La Srta. que los atendía, intuyendo la química que los envolvía
y evidenciando sus acusadas dotes mercantiles, también la anima
para que se quede con ella. Por lo que la factura fue «in
crescendo»..., aunque todavía no había llegado al límite, ya que
en el trayecto hacia la caja registradora, una Sra. devolvía una
preciosa camisa por estarle pequeña.
La coge Matilde y comprueba que es la 48, justamente su talla.

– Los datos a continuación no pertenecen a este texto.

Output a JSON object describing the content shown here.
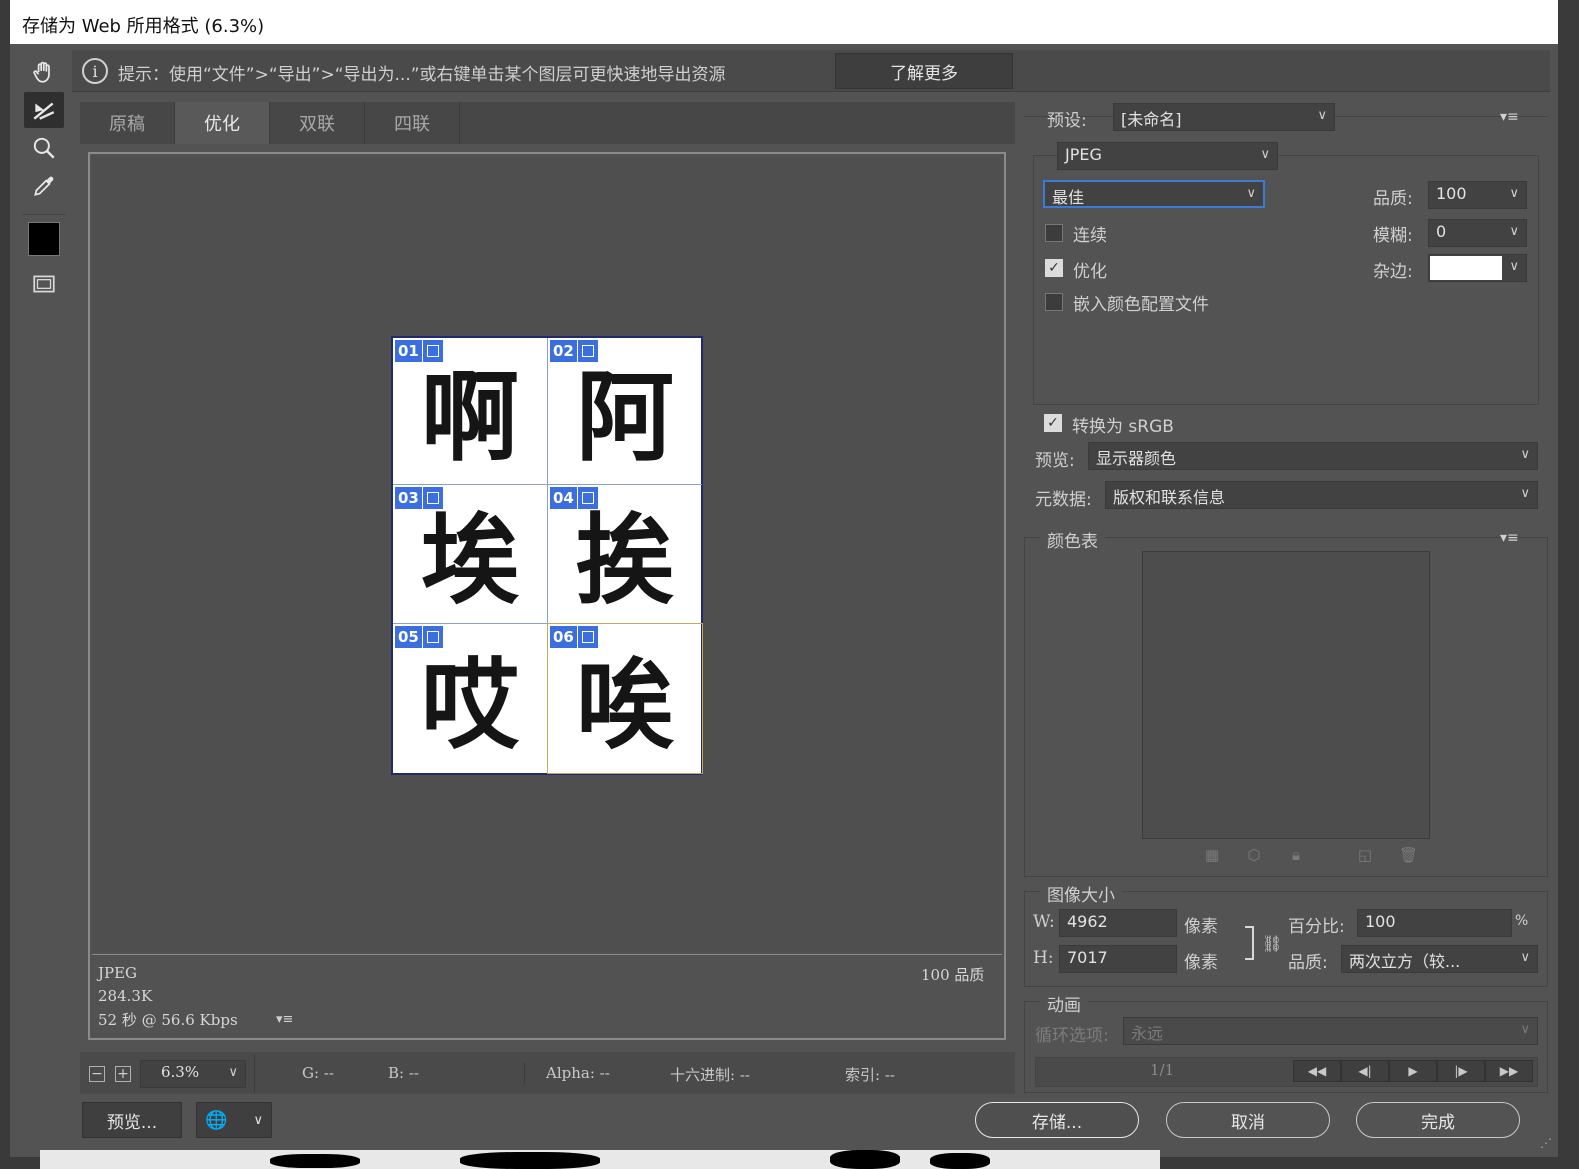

La tuvo entre sus manos durante unos segundos, dejándola en el
mostrador apresuradamente; pero a Daniel también le había
gustado, y sin consultárselo siquiera, le indica a la
dependienta que la incluya en la cuenta. Matilde se niega
rotundamente por considerarlo un abuso por su parte, pero a su
marido se le había desatado la galantería, y este «raro»

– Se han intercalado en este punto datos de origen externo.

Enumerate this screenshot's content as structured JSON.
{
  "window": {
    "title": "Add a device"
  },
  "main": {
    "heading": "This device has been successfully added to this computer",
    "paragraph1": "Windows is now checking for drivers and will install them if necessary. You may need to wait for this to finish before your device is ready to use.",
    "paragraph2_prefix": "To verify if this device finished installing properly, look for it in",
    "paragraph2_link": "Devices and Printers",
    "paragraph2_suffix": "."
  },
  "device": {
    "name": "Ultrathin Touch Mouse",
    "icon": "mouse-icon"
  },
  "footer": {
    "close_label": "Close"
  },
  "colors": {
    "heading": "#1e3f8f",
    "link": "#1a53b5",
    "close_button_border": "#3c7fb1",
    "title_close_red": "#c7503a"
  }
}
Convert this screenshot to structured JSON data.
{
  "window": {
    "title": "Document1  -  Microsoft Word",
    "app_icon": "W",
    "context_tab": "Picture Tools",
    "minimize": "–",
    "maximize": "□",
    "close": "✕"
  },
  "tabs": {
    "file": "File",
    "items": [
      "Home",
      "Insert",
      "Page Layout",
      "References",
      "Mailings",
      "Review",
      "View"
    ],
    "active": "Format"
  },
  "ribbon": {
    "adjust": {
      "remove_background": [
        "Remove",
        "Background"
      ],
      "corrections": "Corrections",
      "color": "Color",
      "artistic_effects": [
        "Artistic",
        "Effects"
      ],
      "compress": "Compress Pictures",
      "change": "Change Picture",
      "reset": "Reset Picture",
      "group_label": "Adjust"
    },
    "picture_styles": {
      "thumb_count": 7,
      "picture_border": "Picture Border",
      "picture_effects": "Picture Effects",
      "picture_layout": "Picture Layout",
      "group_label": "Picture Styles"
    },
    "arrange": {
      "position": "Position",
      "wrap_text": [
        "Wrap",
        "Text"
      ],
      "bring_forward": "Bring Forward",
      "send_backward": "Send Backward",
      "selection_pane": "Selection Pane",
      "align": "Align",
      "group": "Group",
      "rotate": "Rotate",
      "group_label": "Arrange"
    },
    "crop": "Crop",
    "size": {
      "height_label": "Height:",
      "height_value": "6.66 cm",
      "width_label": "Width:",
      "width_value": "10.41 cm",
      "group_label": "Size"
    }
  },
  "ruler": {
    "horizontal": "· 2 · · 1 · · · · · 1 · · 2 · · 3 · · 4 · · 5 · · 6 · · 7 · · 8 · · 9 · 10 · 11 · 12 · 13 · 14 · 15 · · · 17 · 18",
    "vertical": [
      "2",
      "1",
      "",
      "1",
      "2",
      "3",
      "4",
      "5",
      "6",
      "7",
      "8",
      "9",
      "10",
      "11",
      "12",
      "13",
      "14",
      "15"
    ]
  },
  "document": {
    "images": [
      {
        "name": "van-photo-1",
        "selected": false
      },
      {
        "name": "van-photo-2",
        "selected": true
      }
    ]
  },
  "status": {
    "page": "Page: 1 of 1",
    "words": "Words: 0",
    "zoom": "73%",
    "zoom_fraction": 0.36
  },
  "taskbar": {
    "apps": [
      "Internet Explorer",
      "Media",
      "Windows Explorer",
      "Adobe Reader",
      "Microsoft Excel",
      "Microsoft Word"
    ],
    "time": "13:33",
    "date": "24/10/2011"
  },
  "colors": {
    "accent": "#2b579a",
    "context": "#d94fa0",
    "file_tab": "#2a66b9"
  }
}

fenómeno había que aprovecharlo.
Ella posiblemente pensó: «que en su vida se volvería a ver en
otra». Por lo que se dejó querer y siguió «jugando a la oca».
A continuación, se trasladaron a la sección de caballeros, y,
tal como se había imaginado Matilde mucho antes de salir de su
casa, ninguna de las prendas que le mostraron a Daniel era del
gusto de éste; con lo que se equilibró un poco la economía a su
costa.
Matilde, aunque satisfecha con su comprita, ¡faltaría más!, no
cesaba de pensar con cierto remordimiento en lo «escuálida» que
había dejado la cuenta corriente, pero también recordaba con
sensual deleite los ojos de Daniel al mirarla embelesados. En
verdad, hacia tiempo que no veía esa luminosidad en ellos; un
brillo especial que le hizo latir su corazón más aprisa; hasta
notó cierto rubor en sus mejillas como cuando era adolescente.
Por lo que desechó de su mente los prejuicios monetarios.
Al fin y al cabo, qué suponía unas pesetas de más comparado con
la ilusión que ambos compartieron en aquella mágica mañana, que
ya premonizaba la apasionada noche...
Y como si de unos recién casados se tratase, se marcharon del
«Norte Inglés» tiernamente cogidos del brazo la otoñal pareja
emulando a «Romeo y Julieta». ¡0h, el amor, el amor!
La arriba firmante está convencida, por su gran experiencia, que
en tan sublime y hermoso sentimiento «no existe edad ni frontera
cuando hay un corazón que irradia primavera!»